There are a few extra bits and pieces here. First you need to understand that PhiloxRandom generally produces four unsigned 32-bit integers on each step, and you have to make your random values from these. Uint32ToFloat
is a helper to get a float
between zero and one from one of this numbers. There are a few constants in there too. kResultElementCount
is the number of values your distribution produces on each step. If you produce one value per random number form the generator, you can set it too Generator::kResultElementCount
, like here (which is 4). However, for example if you want to produce double
values (that is, tf.float64
), you may want to use two 32-bit integers per value, so maybe you would produce Generator::kResultElementCount / 2
in that case. kElementCost
is supposed to indicate how many cycles it takes your distribution to produce an element. I do not know how this is measured by the TensorFlow team, but it is just a hint to distribute the generation work among tasks (used by FillPhiloxRandom
), so you can just guess something, or copy it from a similarly expensive distribution. kVariableSamplesPerOutput
determines whether each call to your distribution may produce a different number of outputs; again, when this is false
(which should be the common case), FillPhiloxRandom
will make the value generation more efficient. PHILOX_DEVICE_INLINE
(defined in core/lib/random/philox_random.h) is a compiler hint to inline the function. You can add then additional implementations and kernel registrations for other data types and, if you are supporting it, for DEVICE_GPU
GPUDevice
(with typedef Eigen::GpuDevice GPUDevice
) or even DEVICE_SYCL
(with typedef Eigen::SyclDevice SYCLDevice
), if you want. And about that, EIGEN_USE_THREADS
is just to enable the thread pool execution device in Eigen, to make CPU implementation multi-threaded.

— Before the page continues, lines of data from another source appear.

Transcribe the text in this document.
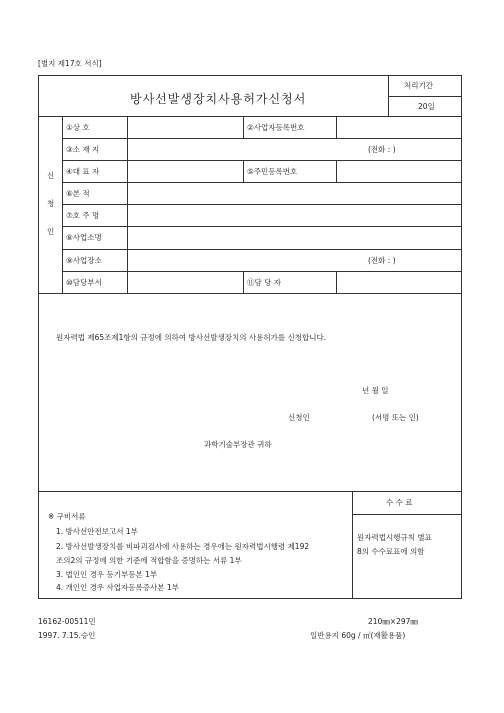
[별지 제17호 서식]
방사선발생장치사용허가신청서
처리기간
20일
신
청
인
①상 호	②사업자등록번호
③소 재 지	(전화 : )
④대 표 자	⑤주민등록번호
⑥본 적
⑦호 주 명
⑧사업소명
⑨사업장소	(전화 : )
⑩담당부서	⑪담 당 자
원자력법 제65조제1항의 규정에 의하여 방사선발생장치의 사용허가를 신청합니다.
년 월 일
신청인	(서명 또는 인)
과학기술부장관 귀하
※ 구비서류
1. 방사선안전보고서 1부
2. 방사선발생장치를 비파괴검사에 사용하는 경우에는 원자력법시행령 제192
조의2의 규정에 의한 기준에 적합함을 증명하는 서류 1부
3. 법인인 경우 등기부등본 1부
4. 개인인 경우 사업자등록증사본 1부
수 수 료
원자력법시행규칙 별표
8의 수수료표에 의함
16162-00511민
1997. 7.15.승인
210㎜×297㎜
일반용지 60g / ㎡(재활용품)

If your use case is different, though (for example, you want to generate some random numbers and do some other computation in addition to that), FillPhiloxRandom
may not be useful to you (or it may be, but then you also need to do something else). Having a look at core/kernels/random_op.cc
and the headers of the different classes should help you figure out how to use them for your problem.